| OAKLAND -- If Bill Simon walks like a candidate and talks
like a candidate, he's "actively and seriously considering running"
for governor again.
So he said Thursday afternoon at the Oakland Hilton, where he did campaign-style
one-on-one interviews before heading for Danville to address the Blackhawk
Republican women's club -- a speech he said was scheduled long before
the effort to recall Gov. Gray Davis "picked up steam."

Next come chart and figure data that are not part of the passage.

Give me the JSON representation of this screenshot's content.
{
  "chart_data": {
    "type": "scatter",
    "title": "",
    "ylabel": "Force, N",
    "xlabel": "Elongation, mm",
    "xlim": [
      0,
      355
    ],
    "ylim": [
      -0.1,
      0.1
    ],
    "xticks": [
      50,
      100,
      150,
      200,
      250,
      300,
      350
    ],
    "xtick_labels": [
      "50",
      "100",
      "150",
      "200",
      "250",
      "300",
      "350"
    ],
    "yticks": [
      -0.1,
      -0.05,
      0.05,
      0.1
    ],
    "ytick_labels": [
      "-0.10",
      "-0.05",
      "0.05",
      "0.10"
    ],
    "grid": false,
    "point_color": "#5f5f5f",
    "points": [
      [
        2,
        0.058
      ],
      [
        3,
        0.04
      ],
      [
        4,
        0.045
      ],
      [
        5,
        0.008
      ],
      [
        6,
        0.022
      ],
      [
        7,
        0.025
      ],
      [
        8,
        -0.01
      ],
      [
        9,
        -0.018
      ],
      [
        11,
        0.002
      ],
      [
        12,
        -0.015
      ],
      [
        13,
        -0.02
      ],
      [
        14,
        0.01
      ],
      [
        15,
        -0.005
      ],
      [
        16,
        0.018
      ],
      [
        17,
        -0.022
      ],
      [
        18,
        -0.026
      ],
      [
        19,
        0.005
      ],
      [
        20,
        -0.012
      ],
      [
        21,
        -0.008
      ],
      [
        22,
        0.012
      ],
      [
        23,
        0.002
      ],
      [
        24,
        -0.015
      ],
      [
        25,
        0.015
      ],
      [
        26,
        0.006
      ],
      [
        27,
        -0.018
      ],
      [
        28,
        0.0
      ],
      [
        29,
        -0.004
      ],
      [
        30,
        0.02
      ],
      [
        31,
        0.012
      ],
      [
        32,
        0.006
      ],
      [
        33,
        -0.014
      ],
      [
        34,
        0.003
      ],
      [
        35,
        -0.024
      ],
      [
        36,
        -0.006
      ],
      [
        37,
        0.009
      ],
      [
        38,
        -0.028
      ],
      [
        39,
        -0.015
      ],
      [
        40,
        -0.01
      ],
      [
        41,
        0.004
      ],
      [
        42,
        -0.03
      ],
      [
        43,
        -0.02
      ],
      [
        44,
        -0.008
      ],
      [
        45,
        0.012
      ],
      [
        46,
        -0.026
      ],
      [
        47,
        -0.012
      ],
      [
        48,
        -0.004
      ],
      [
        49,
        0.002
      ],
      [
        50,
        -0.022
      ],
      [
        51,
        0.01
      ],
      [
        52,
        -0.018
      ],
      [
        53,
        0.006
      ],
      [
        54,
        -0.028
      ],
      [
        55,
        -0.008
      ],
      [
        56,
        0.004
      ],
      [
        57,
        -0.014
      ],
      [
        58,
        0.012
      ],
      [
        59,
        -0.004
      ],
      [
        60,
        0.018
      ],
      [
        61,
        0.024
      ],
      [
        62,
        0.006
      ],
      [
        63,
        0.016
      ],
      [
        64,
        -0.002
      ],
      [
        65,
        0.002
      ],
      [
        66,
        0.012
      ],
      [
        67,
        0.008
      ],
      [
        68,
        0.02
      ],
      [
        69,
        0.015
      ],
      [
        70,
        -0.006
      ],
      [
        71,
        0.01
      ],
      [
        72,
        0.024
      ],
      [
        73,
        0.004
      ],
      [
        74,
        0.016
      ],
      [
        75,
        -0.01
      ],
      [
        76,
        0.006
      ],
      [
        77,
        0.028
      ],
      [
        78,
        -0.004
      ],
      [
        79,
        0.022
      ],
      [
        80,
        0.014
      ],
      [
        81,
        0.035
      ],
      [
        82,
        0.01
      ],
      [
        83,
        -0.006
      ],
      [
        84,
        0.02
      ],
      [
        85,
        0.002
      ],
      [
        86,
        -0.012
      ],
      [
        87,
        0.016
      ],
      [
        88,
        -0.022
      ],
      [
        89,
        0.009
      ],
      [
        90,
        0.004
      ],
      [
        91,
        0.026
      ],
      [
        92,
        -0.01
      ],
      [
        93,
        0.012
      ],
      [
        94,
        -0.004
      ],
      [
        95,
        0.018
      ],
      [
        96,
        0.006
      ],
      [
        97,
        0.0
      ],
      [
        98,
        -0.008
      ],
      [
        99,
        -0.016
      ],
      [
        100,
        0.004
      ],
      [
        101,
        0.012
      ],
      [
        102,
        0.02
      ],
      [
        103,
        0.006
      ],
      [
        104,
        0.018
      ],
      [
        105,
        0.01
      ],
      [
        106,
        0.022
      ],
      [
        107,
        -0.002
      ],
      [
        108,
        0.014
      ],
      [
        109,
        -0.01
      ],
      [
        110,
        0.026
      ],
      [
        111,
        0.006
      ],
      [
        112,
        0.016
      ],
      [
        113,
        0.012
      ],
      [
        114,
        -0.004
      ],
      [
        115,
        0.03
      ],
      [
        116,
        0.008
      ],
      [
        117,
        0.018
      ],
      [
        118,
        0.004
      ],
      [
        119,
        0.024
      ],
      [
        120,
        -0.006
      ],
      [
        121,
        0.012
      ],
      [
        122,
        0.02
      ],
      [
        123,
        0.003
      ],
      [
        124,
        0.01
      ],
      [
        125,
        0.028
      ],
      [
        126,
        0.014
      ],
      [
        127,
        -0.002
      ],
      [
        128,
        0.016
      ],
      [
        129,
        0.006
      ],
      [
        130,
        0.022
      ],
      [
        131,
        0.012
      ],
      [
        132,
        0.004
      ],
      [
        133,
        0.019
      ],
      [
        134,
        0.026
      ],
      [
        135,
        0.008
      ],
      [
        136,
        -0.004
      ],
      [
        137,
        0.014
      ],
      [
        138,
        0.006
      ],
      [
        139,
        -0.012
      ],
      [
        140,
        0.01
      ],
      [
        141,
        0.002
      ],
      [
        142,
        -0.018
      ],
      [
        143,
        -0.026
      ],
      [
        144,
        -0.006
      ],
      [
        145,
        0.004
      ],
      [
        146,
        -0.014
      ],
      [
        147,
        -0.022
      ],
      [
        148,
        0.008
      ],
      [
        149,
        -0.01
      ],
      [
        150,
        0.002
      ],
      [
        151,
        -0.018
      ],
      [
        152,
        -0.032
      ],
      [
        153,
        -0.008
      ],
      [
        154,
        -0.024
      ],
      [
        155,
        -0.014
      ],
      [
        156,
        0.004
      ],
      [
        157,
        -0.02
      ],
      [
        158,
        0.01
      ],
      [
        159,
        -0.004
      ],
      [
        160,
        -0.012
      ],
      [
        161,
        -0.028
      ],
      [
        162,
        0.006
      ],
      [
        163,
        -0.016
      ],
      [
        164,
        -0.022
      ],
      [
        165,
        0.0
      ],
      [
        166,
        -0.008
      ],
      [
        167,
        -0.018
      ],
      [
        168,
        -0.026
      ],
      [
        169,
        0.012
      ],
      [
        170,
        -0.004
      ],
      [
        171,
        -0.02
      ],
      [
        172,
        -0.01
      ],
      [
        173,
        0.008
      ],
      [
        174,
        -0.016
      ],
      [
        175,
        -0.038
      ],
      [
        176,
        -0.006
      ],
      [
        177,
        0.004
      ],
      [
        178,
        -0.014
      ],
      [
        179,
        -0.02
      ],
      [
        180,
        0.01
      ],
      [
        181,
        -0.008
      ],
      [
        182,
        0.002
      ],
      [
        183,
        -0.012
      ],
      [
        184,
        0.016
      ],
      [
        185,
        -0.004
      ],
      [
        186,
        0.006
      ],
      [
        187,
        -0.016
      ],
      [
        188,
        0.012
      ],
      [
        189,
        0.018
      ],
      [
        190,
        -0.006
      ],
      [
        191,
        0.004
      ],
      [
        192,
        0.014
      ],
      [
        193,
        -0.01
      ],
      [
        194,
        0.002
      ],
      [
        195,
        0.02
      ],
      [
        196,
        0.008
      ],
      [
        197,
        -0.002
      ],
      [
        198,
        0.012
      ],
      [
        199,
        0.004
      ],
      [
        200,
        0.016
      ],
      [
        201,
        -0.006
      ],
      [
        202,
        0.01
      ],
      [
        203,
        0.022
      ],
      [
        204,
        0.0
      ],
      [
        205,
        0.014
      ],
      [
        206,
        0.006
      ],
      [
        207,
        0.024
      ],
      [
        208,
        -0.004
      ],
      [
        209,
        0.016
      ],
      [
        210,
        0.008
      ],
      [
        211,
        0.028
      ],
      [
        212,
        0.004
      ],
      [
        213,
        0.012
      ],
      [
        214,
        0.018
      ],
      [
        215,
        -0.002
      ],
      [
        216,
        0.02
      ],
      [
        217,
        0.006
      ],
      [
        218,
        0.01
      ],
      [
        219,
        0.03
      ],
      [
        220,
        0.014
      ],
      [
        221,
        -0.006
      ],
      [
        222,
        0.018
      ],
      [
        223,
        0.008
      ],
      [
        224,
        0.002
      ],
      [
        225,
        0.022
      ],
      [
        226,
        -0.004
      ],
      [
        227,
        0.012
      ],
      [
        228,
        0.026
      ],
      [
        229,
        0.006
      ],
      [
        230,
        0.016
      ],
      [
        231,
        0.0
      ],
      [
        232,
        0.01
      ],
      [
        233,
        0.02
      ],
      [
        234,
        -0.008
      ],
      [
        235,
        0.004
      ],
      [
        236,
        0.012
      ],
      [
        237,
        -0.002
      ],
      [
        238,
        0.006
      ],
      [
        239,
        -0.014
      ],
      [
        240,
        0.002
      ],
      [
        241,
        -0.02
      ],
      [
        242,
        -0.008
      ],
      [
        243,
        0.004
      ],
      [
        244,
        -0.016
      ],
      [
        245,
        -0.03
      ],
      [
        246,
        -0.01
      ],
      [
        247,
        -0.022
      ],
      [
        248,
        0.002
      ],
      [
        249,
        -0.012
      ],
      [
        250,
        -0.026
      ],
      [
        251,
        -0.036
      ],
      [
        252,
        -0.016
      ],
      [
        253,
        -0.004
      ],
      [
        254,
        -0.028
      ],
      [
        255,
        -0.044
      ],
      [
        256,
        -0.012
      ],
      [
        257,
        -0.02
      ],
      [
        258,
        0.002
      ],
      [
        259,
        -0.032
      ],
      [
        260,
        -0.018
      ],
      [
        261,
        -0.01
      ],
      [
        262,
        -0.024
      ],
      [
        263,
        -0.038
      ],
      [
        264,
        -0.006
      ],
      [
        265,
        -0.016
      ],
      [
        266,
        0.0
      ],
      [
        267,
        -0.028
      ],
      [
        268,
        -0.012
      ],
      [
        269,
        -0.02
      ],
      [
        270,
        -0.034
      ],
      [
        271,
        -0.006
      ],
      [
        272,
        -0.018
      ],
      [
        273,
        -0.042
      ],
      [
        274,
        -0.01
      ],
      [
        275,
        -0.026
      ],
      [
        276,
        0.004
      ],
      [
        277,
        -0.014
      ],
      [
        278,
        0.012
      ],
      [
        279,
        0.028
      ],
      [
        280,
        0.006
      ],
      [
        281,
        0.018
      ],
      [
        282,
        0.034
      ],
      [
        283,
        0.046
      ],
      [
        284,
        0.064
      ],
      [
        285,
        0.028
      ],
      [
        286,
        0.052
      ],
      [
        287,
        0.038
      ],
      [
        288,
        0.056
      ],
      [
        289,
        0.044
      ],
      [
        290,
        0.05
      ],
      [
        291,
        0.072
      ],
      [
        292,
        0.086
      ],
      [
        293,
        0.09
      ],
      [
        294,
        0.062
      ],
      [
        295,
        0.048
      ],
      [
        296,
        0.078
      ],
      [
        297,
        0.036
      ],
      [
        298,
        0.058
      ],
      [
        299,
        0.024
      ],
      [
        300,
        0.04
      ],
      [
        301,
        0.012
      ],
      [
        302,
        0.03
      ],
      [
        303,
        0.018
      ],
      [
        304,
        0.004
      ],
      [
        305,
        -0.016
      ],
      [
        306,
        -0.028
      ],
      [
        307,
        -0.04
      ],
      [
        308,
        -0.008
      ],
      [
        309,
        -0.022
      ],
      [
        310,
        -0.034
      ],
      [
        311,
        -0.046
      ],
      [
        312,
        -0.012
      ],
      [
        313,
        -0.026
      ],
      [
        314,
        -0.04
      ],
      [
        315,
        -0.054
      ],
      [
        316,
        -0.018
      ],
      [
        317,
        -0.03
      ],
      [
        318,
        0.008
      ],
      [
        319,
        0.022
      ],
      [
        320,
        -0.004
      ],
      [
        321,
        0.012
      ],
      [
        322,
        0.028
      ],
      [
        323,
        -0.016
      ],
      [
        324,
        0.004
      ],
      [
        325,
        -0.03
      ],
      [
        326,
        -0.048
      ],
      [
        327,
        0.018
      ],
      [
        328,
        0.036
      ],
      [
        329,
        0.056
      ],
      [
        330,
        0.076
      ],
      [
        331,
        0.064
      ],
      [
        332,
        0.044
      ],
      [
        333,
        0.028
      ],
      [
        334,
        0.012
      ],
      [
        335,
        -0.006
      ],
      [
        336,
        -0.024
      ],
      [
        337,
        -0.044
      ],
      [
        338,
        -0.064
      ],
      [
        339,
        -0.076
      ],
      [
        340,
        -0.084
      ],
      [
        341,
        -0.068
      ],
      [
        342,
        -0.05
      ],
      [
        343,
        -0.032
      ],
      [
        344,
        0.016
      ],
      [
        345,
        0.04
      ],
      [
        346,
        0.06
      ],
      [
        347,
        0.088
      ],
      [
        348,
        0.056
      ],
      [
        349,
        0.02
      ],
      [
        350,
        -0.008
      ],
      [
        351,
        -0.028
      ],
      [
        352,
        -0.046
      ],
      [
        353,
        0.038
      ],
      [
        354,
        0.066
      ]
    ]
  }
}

The 2002 Republican gubernatorial candidate said he and his wife, Cindy,
have been touring the state ever since Davis beat him because "it
turns out we were right" -- right about the enormity of the state's
budget deficit and right about the state's dire energy and water situations.
"We are at a very serious point in our state's history," Simon
said, calling Davis a "do-nothing, know-nothing governor" who
lied in order to win re-election and now must face the music. "We
need to make fundamental reforms now, we need a Sacramento that is accountable
to the people."
The recall effort didn't seem to catch fire until Rep. Darrell Issa, R-Vista,
began sinking $800,000 into the petition effort. But Simon denied Issa
is the driving force -- more than 100,000 signatures were gathered before
Issa ponied up, which is more signatures than were gathered in any of
the 31 unsuccessful recall efforts mounted against past California governors.
"I have intentionally and consciously stayed away from it,"
Simon said of the recall, saying the focus had to be on Davis' failures.
"If I was involved, I feared it would've been a distraction. Clearly
this is not about sour grapes. It is about anger, though."
Voter anger, that is. And so he's "actively and seriously considering
running," he said. Last year, that voice spoke against Simon.
Even as Davis' popularity guttered out in the face of a ballooning budget
deficit and pricey contracts he'd signed to keep the energy crisis from
blacking out California, Simon's campaign seemed to stumble again and
again, from a $78 million fraud judgment against his family business --
later thrown out by a judge -- to a public, ultimately baseless and very
embarrassing accusation of illegal fund-raising by Davis.
Davis beat Simon with 47 percent of the vote to Simon's 42 percent.
Simon notes it was a difference of only about 360,000 votes in a state
where Democrats outnumber Republicans by more than a million, in a race
in which the incumbent outspent the challenger by more than three-to-one.
"That tells you maybe the challenger had some good ideas."
Simon on Thursday touted many of the same platform planks upon which he
trod in 2002. Education doesn't need more taxpayer money, he said, but
rather better-targeted money, teacher accountability and public-private
partnerships. Such partnerships could also improve transportation infrastructure,
he said, even as California trims its spending back to mid-1990s levels.
Davis, "a sellout to the unions and the trial lawyers," embodies
the kind of "wholesale gross negligence" for which the recall
process was created, Simon said.
"Davis and his thugs argue that this is an abuse of the recall process
and will encourage people to abuse it in the future -- this is vintage
Davis," he said. "This is somebody who has disregarded the interests
of our people his entire career. All he wants to talk about are the faults
of the people making the accusations.
"Let the people decide... Let them decide with the benefit of the
truth rather than being distracted by the lies he puts forth."